Dingin kian menyapa kulit putih nan bersih milik Erick. Matahari masih nampak remang-remang dari arah barat namun ia sudah berada di luar rumah untuk berolahraga. Mencoba mencari udara segar yang jarang di dapati banyak orang lebih memilih tidur dengan nyenyak di atas kasur empuk.
Paginya ia akan habiskan untuk lari pagi sebentar, menyegarkan tubuh tak ada salahnya bukan? Kesehatan itu mahal urutan kedua dari nyawa. Apalagi sekarang ia akan menjadi ayah, bukannya perkara mudah kelak saat menjadi seorang bapak. Tubuhnya harus sehat, agar bisa menjadi pemimpin yang baik yang mencontohkan anaknya dengan kebaikan. Terlepas dari keburukannya selama ini.
Beberapa kali ia berhenti lari dan memilih untuk berjalan. Mengecek ponselnya yang tak ada sedikitpun notifikasi dari Sarah. Apa wanita itu benar-benar marah padanya? Entahlah mungkin nanti saja Erick akan berkunjung ke kantor cabangnya.
Ia berharap wanita itu selalu mengerti keadaanya, meski harus menyakitkan karena begitulah resiko menjadi wanita simpanan. Begitu pun dengan Erick pria itu harus bisa membagi waktu antara istrinya dengan kekasih gelapnya. Menyulitkan memang, tetapi apalah daya semuanya sudah semakin jauh.
Yang Erick bisa hanya terus melangkah menghadapi semua dengan sembunyi-sembunyi dan menyiapkan segala hal yang akan terjadi apabila keburukan terungkap.
Mungkin, kedepannya nanti ia akan meminta Reyea dengan Sarah untuk memiliki jiwa yang lapang.
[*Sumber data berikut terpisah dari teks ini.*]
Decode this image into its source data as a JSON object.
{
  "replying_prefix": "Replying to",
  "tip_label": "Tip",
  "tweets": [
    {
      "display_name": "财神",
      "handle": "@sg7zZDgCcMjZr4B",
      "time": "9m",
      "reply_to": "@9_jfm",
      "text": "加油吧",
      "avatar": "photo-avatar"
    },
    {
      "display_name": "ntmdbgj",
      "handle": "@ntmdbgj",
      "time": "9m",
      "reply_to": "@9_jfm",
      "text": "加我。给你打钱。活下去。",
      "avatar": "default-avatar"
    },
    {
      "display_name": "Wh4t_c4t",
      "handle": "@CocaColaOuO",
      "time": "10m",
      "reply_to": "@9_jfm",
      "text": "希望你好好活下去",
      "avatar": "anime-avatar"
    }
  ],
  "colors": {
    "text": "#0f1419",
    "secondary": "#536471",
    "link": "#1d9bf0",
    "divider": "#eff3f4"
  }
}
Untuk Reyea yang akan di madu dan Sarah yang akan menjadi madunya.
Pria itu memang rakus, tetapi segala keputusannya haruslah disetujui karena ia pemimpin dalam rumah tangga. Terlebih sulit baginya jika harus memilih salah satu jika ia ingin keduanya.
Semakin lama matahari mulai nampak dengan sempurna, walau sengatnya tak membakar tubuh tetap saja Erick hendak kembali kerumah menyiapkan diri untuk menemui pekerjaan dan kekasihnya.
Sampainya di rumah, istrinya telah menghidangkan berbagai jenis masakan untuk sarapannya. Ia bersyukur Reyea selalu perhatian padanya, meski wanita itu harus merelakan pendidikannya untuk Erick.
"Mas mandi dulu, bau keringat gitu."
Erick nyengir kuda, lalu mencoba memeluk Reyea. wanita itu justru menghindar karena risih dengan keringat suaminya.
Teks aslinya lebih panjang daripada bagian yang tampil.